Fig. 4.

Analysis of potential HCMV antivirals. A, Schematic of method. Fibroblasts were treated with infected with pp28-GFP at an MOI of 1 in a 96-well plate format. Cells were treated with seven concentrations of each drug ranging from 10 μm to 2.4 nm at the time of infection. Cells were harvested at 96 h after infection, and the GFP fluorescence of each well was determined using a Guava HTS flow cytometer. The change in GFP fluorescence at each dose of drug was used to calculate the 50% inhibitory concentration (IC50). B, Fibroblasts were infected as in A, and treated with a range of concentrations of PAA, a well-characterized inhibitor of viral DNA replication. The IC50 was determined as in A. The observed IC50 value and previously reported IC50 are shown.

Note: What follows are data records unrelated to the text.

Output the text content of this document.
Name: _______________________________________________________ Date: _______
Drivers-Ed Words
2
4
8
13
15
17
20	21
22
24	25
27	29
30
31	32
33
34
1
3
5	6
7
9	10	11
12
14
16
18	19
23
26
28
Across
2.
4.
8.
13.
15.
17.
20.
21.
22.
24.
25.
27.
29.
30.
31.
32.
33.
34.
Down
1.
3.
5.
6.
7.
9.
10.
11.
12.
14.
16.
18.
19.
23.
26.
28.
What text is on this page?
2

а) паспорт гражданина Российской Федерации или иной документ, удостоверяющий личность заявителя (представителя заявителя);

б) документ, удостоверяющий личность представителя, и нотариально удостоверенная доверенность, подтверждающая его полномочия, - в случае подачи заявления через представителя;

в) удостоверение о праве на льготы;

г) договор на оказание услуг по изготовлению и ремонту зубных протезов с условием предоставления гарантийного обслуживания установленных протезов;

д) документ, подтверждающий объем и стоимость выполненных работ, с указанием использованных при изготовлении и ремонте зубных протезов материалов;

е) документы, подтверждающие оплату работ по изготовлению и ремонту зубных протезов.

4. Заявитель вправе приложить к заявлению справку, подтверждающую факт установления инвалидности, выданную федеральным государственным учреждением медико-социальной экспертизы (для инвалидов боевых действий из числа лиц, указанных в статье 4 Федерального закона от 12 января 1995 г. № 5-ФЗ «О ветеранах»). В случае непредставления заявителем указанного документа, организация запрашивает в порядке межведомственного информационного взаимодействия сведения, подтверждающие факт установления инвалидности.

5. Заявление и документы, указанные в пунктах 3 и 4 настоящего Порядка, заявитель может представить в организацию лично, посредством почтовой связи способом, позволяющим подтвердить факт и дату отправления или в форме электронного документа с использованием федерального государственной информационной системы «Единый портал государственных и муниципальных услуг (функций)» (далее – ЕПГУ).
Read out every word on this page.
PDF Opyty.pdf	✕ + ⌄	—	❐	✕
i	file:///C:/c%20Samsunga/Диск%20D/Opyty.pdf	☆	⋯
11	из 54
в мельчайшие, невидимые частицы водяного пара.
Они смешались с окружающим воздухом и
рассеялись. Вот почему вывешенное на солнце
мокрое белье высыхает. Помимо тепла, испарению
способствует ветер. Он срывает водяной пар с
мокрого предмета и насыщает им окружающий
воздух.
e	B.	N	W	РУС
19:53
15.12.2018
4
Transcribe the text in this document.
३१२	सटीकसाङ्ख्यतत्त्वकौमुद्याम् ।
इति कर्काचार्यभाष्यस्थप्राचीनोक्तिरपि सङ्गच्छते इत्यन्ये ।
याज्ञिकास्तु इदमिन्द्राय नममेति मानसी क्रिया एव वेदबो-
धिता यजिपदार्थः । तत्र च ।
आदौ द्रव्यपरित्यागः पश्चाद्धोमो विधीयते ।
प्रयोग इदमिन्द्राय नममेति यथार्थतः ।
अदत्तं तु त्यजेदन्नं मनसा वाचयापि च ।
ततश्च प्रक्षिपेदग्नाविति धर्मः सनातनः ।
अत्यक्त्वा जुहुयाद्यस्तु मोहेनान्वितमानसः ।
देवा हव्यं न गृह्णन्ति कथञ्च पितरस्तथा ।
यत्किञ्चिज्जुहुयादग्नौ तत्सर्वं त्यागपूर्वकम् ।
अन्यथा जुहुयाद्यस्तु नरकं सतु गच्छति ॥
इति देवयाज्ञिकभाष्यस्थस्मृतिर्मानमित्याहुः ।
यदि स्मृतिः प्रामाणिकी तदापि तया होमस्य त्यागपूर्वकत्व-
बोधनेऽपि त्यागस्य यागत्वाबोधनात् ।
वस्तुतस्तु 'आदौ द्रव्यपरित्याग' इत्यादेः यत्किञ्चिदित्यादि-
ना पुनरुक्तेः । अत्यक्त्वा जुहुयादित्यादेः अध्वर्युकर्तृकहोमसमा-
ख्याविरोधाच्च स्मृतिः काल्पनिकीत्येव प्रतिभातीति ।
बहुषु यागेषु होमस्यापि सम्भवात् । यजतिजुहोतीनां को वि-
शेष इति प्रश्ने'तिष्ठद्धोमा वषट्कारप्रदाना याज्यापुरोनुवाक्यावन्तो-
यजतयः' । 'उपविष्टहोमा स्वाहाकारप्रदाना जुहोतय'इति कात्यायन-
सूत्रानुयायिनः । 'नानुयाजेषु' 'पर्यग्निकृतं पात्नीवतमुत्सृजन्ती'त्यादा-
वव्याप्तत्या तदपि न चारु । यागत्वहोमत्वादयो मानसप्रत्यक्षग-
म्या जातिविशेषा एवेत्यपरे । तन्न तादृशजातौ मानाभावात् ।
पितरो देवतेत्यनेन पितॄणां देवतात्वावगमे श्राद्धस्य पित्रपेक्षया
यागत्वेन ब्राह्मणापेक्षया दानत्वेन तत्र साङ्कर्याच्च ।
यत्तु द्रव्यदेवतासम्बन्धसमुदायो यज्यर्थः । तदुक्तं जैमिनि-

C, Graph showing the IC50 data for drugs that significantly inhibited pp28-GFP fluorescence. D, The dose of each drug that resulted in 50% cell death (LD₅₀) was determined using the LDH release assay. Toxicity data is shown for drugs that inhibit pp28-GFP fluorescence. TG003 is included in graphs C and D as an example of a drug with no effect on pp28-GFP fluorescence or cell viability. The graphs show the mean and standard deviation of at least two experiments.